Related: if you build dashboards on top of the Smartsheet data, put a schema-validation step in front of them too. Fail the dashboard refresh loudly if the expected columns aren't where you left them. The worst place to discover a renamed column is a stakeholder staring at an executive dashboard and wondering why the numbers look wrong.

Sharing as code

One more thing the wrapper makes easy that I didn't expect to find valuable: programmatic access audits.

list_sheet_shares(sheet_id)          # who has access to this sheet
find_user_access("alice@example.com")  # every workspace alice can see
list_groups()                         # every group the token can see
find_my_groups("alice@example.com")    # every group alice is in

When a new analyst joins, instead of asking them "do you have access to X?" I can run an access audit across the sheets they'll be working with and know in five minutes whether the answer is yes, no, or partial. When someone leaves, I can generate the off-boarding delta — every workspace they're still a member of — and hand it to the Smartsheet admin as a checklist.

Not glamorous, but the kind of thing that stops working-access from becoming an ambient source of analyst frustration.

A note on branded output

The full package includes a write_wotc_smartsheet helper that produces branded, formatted sheets for internal reporting — header rows, a fixed color palette, logo assets, currency formatting applied to the right columns automatically. I'm not covering it in this post because it's specific to an internal style system, and the interesting material for a general audience is the generic pattern.

If you want to extend the wrapper with your own branding layer, the relevant hooks are Smartsheet's 17-position format descriptor (which is its own special hell and is documented in the public Smartsheet API reference), and client.Attachments.attach_file_to_sheet() for logo images. That's a different post.

Connecting the team

The thing the wrapper did that I didn't fully appreciate until it was in place: it made the Smartsheet-native team's work a first-class data source in our reporting stack, rather than an isolated island that required a manual bridge to cross.

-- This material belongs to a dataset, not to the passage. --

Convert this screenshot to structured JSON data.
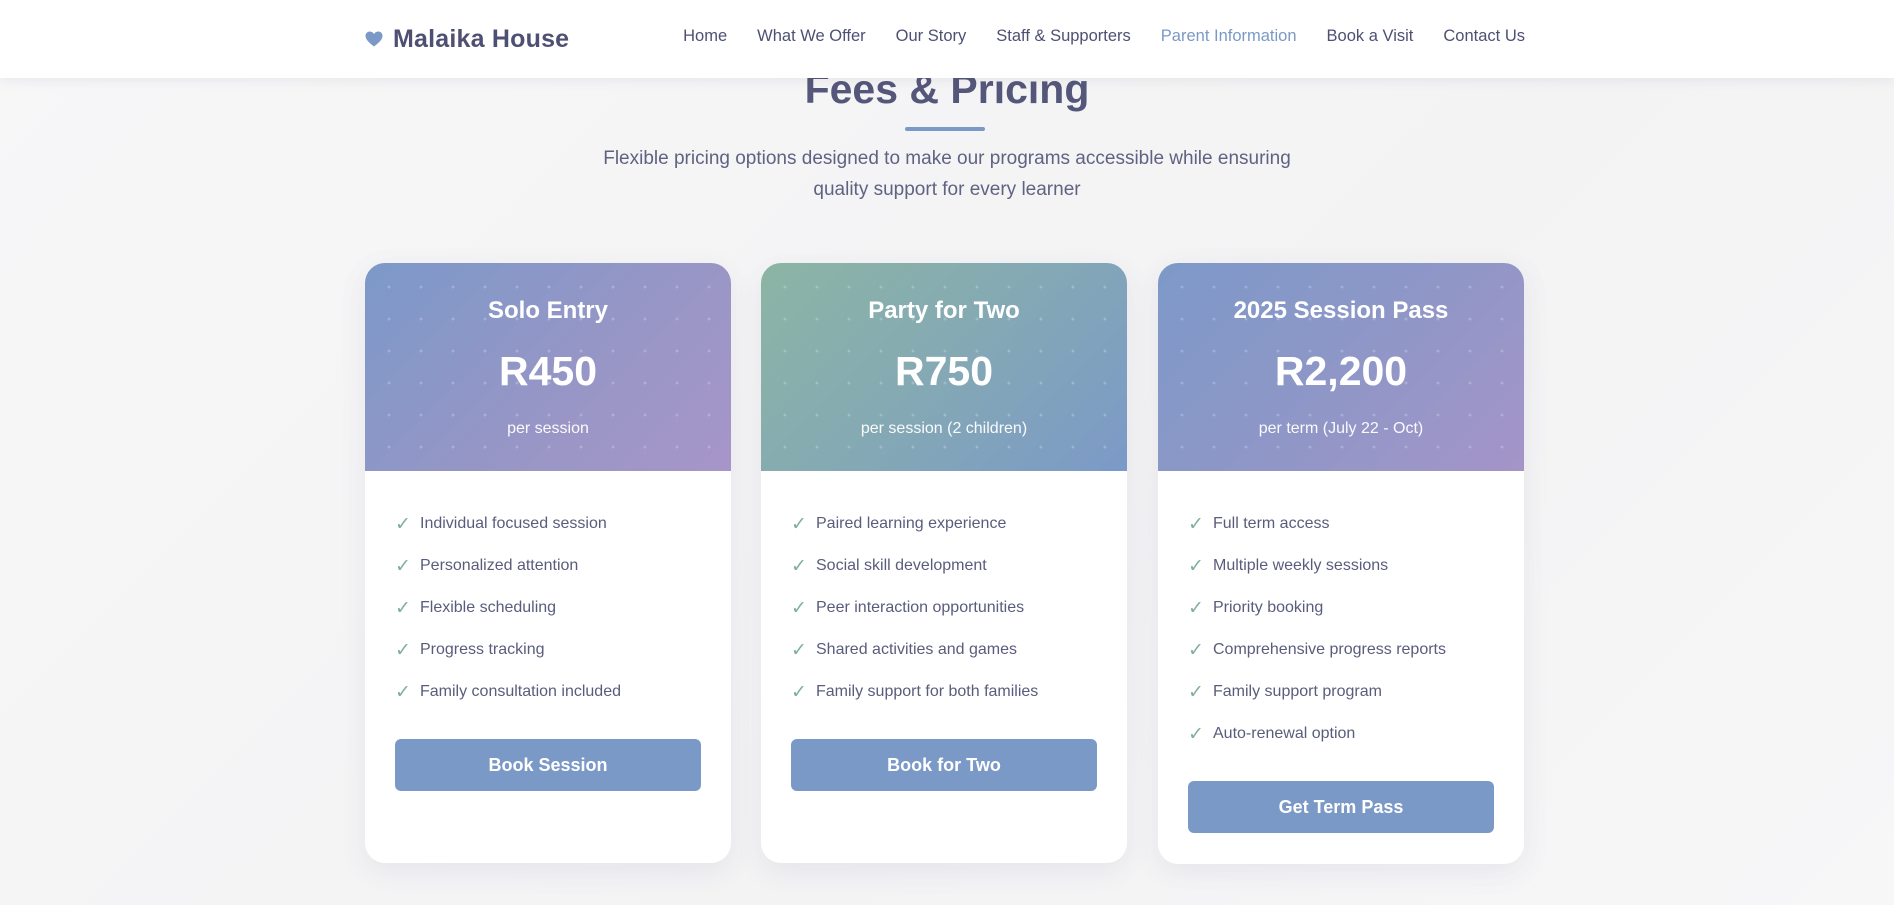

Before: analysts who wanted to include Smartsheet data in their reporting had to ask someone to export it to CSV, or they wrote one-off scripts that barely worked. Dashboards that pulled from Smartsheet either didn't exist or were manual refresh-and-paste jobs. ETLs that should have been automated were running in somebody's head once a week. The information asymmetry between the Smartsheet-native team and the pandas-native team cost real coordination time, and the fix kept getting deferred because "we'll build it properly later."

After: the Smartsheet data is one read_sheet_by_name() call away. It goes into the same pandas-shaped pipelines as everything else. Dashboards pull from it. ETLs write back to it. The team that owns the sheet doesn't have to change how they work. The team that consumes the data doesn't have to build its reporting around a manual step. Both sides win, and the R half of the org — which already had smartsheetr — now has a Python counterpart that mirrors the same pattern so cross-language collaboration is a question of merge vs. full_join, not "does your language even have a wrapper."

Sometimes the most valuable tooling is the tooling that closes the gap between two teams who had been working around each other instead of with each other. This one closed about six months of accumulated workarounds in a 1,200-line package.

The one-line takeaway

If you're writing Python against Smartsheet and you're not wrapping it in a DataFrame layer, you're writing it wrong. The Smartsheet SDK is a good piece of software. It is also the wrong interface for analysts. Put a read_sheet_by_name and a dataframe_to_rows in front of it, keep the object model out of your pipelines, and you get to pretend Smartsheet is just another tabular data source — which, for your purposes, it is.